Tijdens deze poëziecursus leer je de vooropgezette ideeën over poëzie af te breken en met frisse ogen naar taal te kijken. Waarin schuilt de kracht van de taal? En hoe zet je een degelijk gedicht in de steigers? Je wordt uitgedaagd om met elkaar het experiment aan te gaan en de geheime luiken naar het onbewuste te openen. Eenmaal bij de bron van de taal aangekomen werk je aan solide gedichten en maakt daarbij gebruik van:
– de kracht van herhaling
– de beeldende kant van poëzie (kleuren/clichés)

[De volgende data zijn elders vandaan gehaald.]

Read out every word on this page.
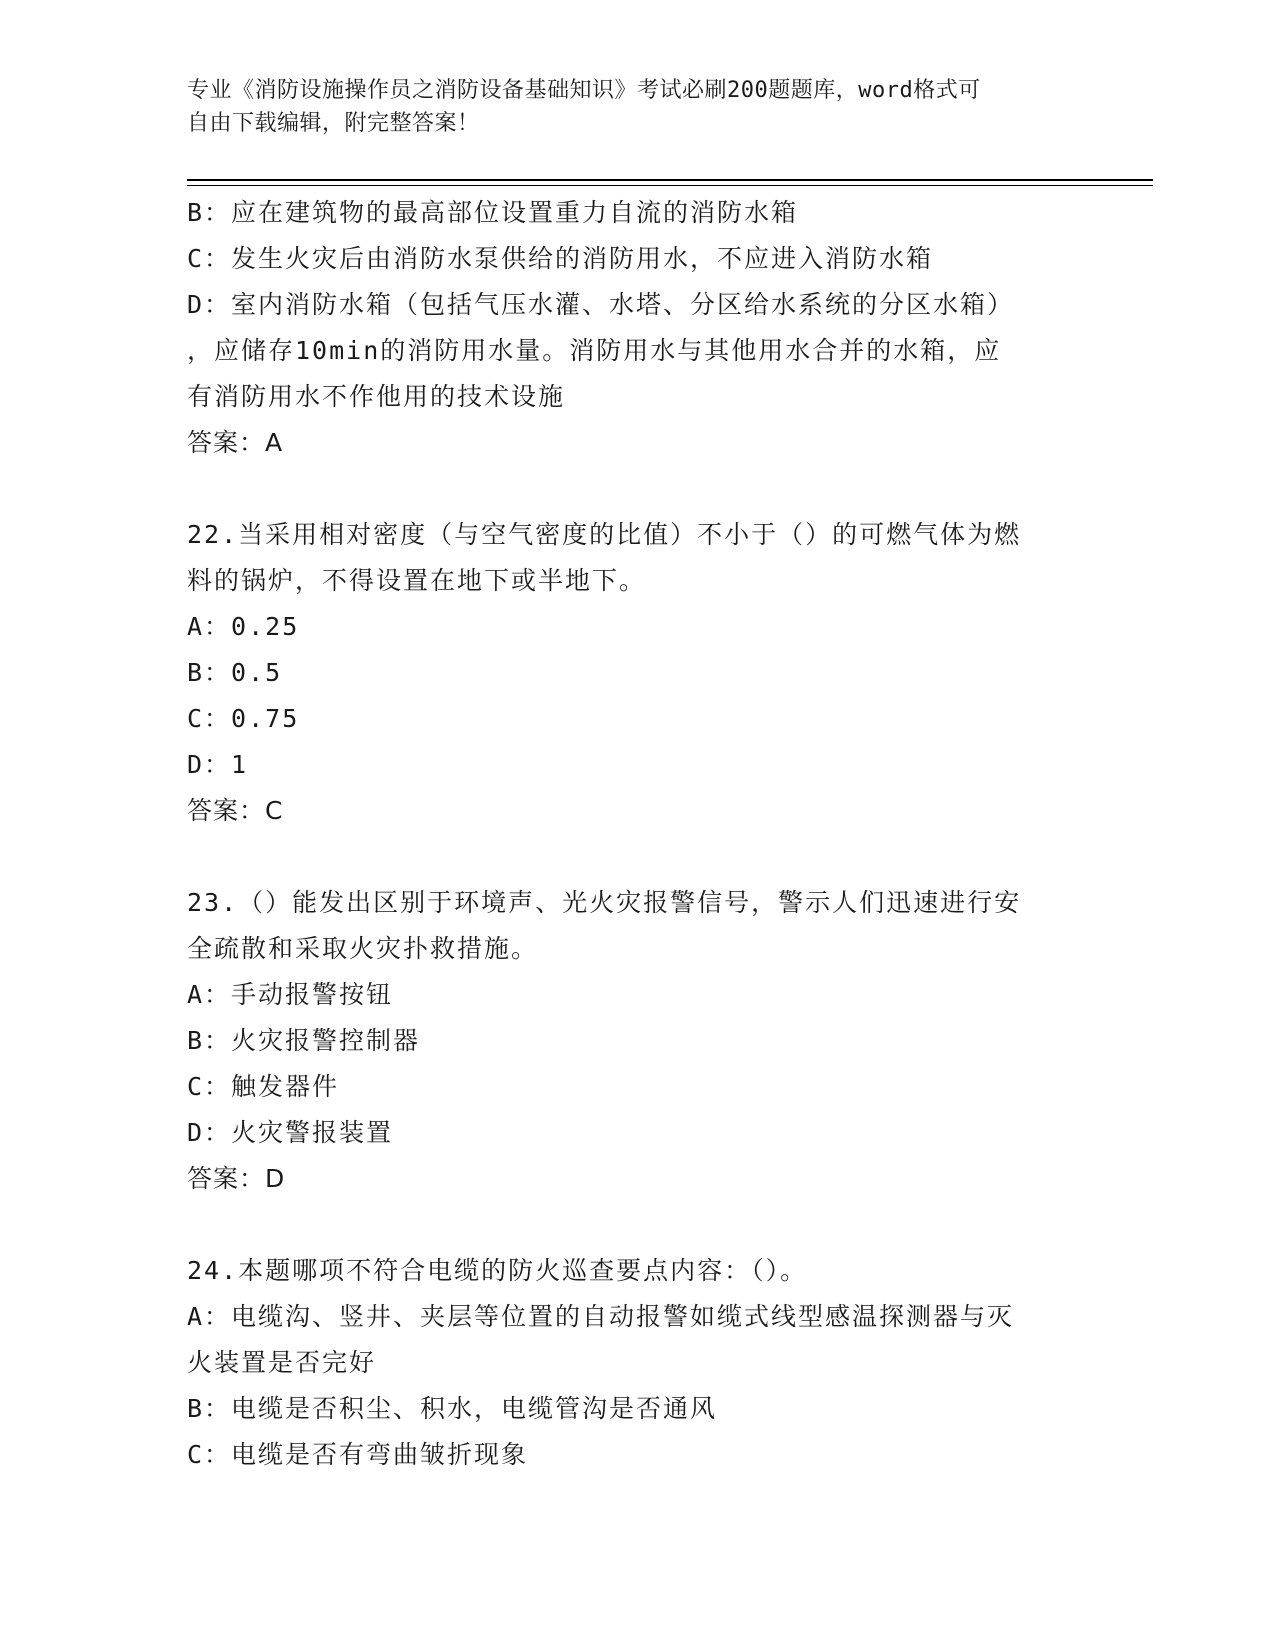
专业《消防设施操作员之消防设备基础知识》考试必刷200题题库，word格式可
自由下载编辑，附完整答案！
B：应在建筑物的最高部位设置重力自流的消防水箱
C：发生火灾后由消防水泵供给的消防用水，不应进入消防水箱
D：室内消防水箱（包括气压水灌、水塔、分区给水系统的分区水箱）
，应储存10min的消防用水量。消防用水与其他用水合并的水箱，应
有消防用水不作他用的技术设施
答案：A
22.当采用相对密度（与空气密度的比值）不小于（）的可燃气体为燃
料的锅炉，不得设置在地下或半地下。
A：0.25
B：0.5
C：0.75
D：1
答案：C
23.（）能发出区别于环境声、光火灾报警信号，警示人们迅速进行安
全疏散和采取火灾扑救措施。
A：手动报警按钮
B：火灾报警控制器
C：触发器件
D：火灾警报装置
答案：D
24.本题哪项不符合电缆的防火巡查要点内容：（）。
A：电缆沟、竖井、夹层等位置的自动报警如缆式线型感温探测器与灭
火装置是否完好
B：电缆是否积尘、积水，电缆管沟是否通风
C：电缆是否有弯曲皱折现象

– het effect van weinig woorden
– het gevaar en de schoonheid van het bloemrijke
– de liefde in poëzie
– readymades
– associëren
– de collagetechniek
– contrastwerking in taalconstructies
– close reading
– herschrijven
– de dialoog
Om stijlen en technieken inzichtelijk te maken introduceert Martijn tijdens de cursus verschillende dichters en schrijvers die daarvoor exemplarisch zijn. Kortom: in de poëziecursus bewandel je twee sporen die beide nodig zijn om een sterk gedicht te schrijven; het oprekken van de mogelijkheden die de taal biedt om tot een gedicht te komen en het neersabelen van de ruis die tijdens het schrijven het gedicht insluipt. Roekeloos en precies.